Все это так, может быть, скажут; но кавалерии никогда уже не дойти до Росбаха, Гоген-Фридберга, Праги. Если в ней явятся когда-нибудь Зейдлицы, Циттены, Варнери, явятся опять и громкие дела. Об этих делах много толкуют, зная их по названиям больше, чем по сущности. Стоит несколько внимательнее к ним приглядеться, и увидят, что и тут кавалерия обязана была своим успехом исключительно уловлению минуты и такой обстановке, при которой успеху не помешало бы никакое усовершенствованное оружие. Действительно: под Россбахом — атака на походную колонну; под Прагой — атака во фланг и в тыл; под Гоген-Фридбергом — атака батальонов, занимавшихся переменой фронта.
И потому плохо сделает пехота, которая понадеется на усовершенствованное оружие и забудет, что прежде всего она должна надеяться на самое себя. Представим себе пехотную часть, привыкшую думать, что, благодаря ружью, она никогда к себе не подпустит кавалерии; представим на нее атаку кавалерийской части, решившейся ворваться, несмотря ни на какие потери: какое впечатление произведет на пехоту, когда она увидит, что пули не остановили врага?

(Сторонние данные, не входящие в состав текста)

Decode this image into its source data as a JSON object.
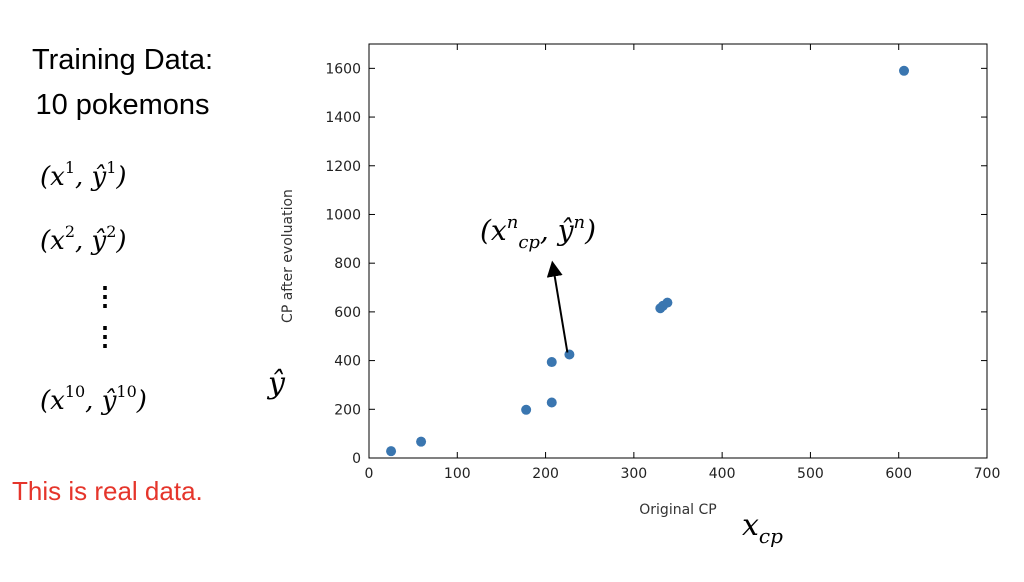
{
  "left_panel": {
    "title_line1": "Training Data:",
    "title_line2": "10 pokemons",
    "sample_first": {
      "x_sup": "1",
      "y_sup": "1"
    },
    "sample_second": {
      "x_sup": "2",
      "y_sup": "2"
    },
    "sample_last": {
      "x_sup": "10",
      "y_sup": "10"
    },
    "note": "This is real data."
  },
  "colors": {
    "note": "#e5352b",
    "points": "#3a76b0"
  },
  "annotation": {
    "sub": "cp",
    "sup": "n",
    "sup2": "n"
  },
  "y_hat_label": "ŷ",
  "x_cp_label": {
    "base": "x",
    "sub": "cp"
  },
  "chart_data": {
    "type": "scatter",
    "xlabel": "Original CP",
    "ylabel": "CP after evoluation",
    "xlim": [
      0,
      700
    ],
    "ylim": [
      0,
      1700
    ],
    "xticks": [
      0,
      100,
      200,
      300,
      400,
      500,
      600,
      700
    ],
    "yticks": [
      0,
      200,
      400,
      600,
      800,
      1000,
      1200,
      1400,
      1600
    ],
    "points": [
      {
        "x": 25,
        "y": 28
      },
      {
        "x": 59,
        "y": 67
      },
      {
        "x": 178,
        "y": 198
      },
      {
        "x": 207,
        "y": 228
      },
      {
        "x": 207,
        "y": 394
      },
      {
        "x": 227,
        "y": 425
      },
      {
        "x": 330,
        "y": 615
      },
      {
        "x": 333,
        "y": 625
      },
      {
        "x": 338,
        "y": 638
      },
      {
        "x": 606,
        "y": 1590
      }
    ],
    "annotated_point": {
      "x": 227,
      "y": 425
    },
    "grid": false
  }
}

Впечатление самой страшной парализующей неожиданности, за которой, кроме гибели, ничего не будет. Как бы ни было совершенно оружие огнестрельное, пехота не должна забывать, что как против пехоты, так и против кавалерии она должна быть готова ко встрече на дистанцию штыка, и только подобная пехота может быть действительно страшна кавалерии.

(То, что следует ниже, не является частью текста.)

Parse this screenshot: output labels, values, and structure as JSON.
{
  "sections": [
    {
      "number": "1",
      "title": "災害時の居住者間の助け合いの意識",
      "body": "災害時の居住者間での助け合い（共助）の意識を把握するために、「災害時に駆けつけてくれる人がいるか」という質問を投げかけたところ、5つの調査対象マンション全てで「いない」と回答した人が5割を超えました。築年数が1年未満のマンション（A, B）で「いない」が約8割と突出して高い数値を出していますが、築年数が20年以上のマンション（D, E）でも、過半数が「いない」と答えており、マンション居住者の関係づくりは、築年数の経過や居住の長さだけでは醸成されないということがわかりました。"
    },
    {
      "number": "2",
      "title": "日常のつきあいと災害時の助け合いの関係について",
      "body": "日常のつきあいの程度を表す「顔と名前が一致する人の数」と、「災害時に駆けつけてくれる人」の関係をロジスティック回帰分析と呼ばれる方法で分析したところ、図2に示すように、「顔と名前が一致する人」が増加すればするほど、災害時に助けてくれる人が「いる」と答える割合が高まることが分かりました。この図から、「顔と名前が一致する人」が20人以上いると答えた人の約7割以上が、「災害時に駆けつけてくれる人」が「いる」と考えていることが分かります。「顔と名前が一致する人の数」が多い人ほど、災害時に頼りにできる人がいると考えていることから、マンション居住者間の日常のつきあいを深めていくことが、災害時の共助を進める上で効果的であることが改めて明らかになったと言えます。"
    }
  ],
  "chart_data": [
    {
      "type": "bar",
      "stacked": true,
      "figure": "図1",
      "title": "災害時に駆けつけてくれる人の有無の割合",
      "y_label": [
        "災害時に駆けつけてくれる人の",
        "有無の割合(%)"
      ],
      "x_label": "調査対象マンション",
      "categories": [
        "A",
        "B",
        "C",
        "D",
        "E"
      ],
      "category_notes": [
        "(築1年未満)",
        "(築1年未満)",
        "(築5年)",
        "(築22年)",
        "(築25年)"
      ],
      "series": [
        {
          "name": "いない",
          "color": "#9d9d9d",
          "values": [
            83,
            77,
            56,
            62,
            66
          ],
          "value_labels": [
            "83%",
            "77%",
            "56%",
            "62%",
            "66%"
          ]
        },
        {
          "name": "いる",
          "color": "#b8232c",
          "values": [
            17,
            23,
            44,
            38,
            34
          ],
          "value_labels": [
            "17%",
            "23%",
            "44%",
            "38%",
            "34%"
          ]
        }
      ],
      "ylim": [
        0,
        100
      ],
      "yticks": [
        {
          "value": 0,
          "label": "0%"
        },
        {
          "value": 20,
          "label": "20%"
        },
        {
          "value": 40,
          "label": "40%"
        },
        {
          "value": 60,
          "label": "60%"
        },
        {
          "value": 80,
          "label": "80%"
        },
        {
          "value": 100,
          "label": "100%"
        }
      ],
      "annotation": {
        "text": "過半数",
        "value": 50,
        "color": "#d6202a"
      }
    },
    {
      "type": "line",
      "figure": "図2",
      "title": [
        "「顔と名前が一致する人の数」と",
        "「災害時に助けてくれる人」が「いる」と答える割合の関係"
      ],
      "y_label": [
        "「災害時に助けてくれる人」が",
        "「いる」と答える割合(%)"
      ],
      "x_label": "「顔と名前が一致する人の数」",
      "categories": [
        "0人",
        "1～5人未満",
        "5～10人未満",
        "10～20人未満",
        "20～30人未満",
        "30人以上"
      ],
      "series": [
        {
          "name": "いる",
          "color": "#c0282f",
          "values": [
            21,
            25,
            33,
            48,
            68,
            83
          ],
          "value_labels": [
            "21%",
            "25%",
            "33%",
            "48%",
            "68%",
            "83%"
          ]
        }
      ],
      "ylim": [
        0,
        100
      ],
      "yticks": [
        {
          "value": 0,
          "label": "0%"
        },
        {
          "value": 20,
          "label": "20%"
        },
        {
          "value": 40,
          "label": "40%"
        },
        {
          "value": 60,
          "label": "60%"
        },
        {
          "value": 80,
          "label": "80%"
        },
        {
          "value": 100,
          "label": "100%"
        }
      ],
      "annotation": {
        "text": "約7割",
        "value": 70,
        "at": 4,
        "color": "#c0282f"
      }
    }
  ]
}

Средство приготовить таким образом пехоту и кавалерию одно: сквозные суворовские атаки, и если его можно было забывать при прежнем оружии, то при нынешнем едва ли это будет расчетливо и безопасно.
Тем не менее, совершенно верно, что теперь кавалерия может подвергнуться при малейшей неловкости начальников гораздо большим потерям, чем то было прежде, что обусловливается, впрочем, нарезом гораздо более, нежели заряжанием с казны. Но это показывает только, что начальники должны быть ловчее[135] и что основное свойство кавалерии — быстрота движения — должно быть развито до возможной степени. Ибо только быстрота движения может дать возможность кавалерии уничтожать пространство, на котором она терпит от огня, и сходиться на ту дистанцию, на которой шансы равны — на дистанцию шашки, пики. Итак, влияние усовершенствования оружия на кавалерию, разумно понимаемое, будет заключаться в том, в чем оно всегда заключалось относительно всех родов оружия: оно поведет к уяснению ее свойств, но никогда не поведет к уничтожению или уменьшению ее значения. На войне, как и во всем, уничтожается только то, что слабо, не верит в себя и до такой степени проникается своим ничтожеством, что, даже не побывав в опасности, приходит в ужас от нее, считает ее неодолимой, одним словом — само себя бьет в собственном воображении тогда еще, когда неприятель и не думал бить. Опасность от огня увеличилась для кавалерии; но ведь она увеличилась также и для пехоты: неужели из этого следует, что и пехоте нет более места на полях сражений? Пехота возвращает вред, ей наносимый; но разве она не покровительствует этим самым и нашей кавалерии?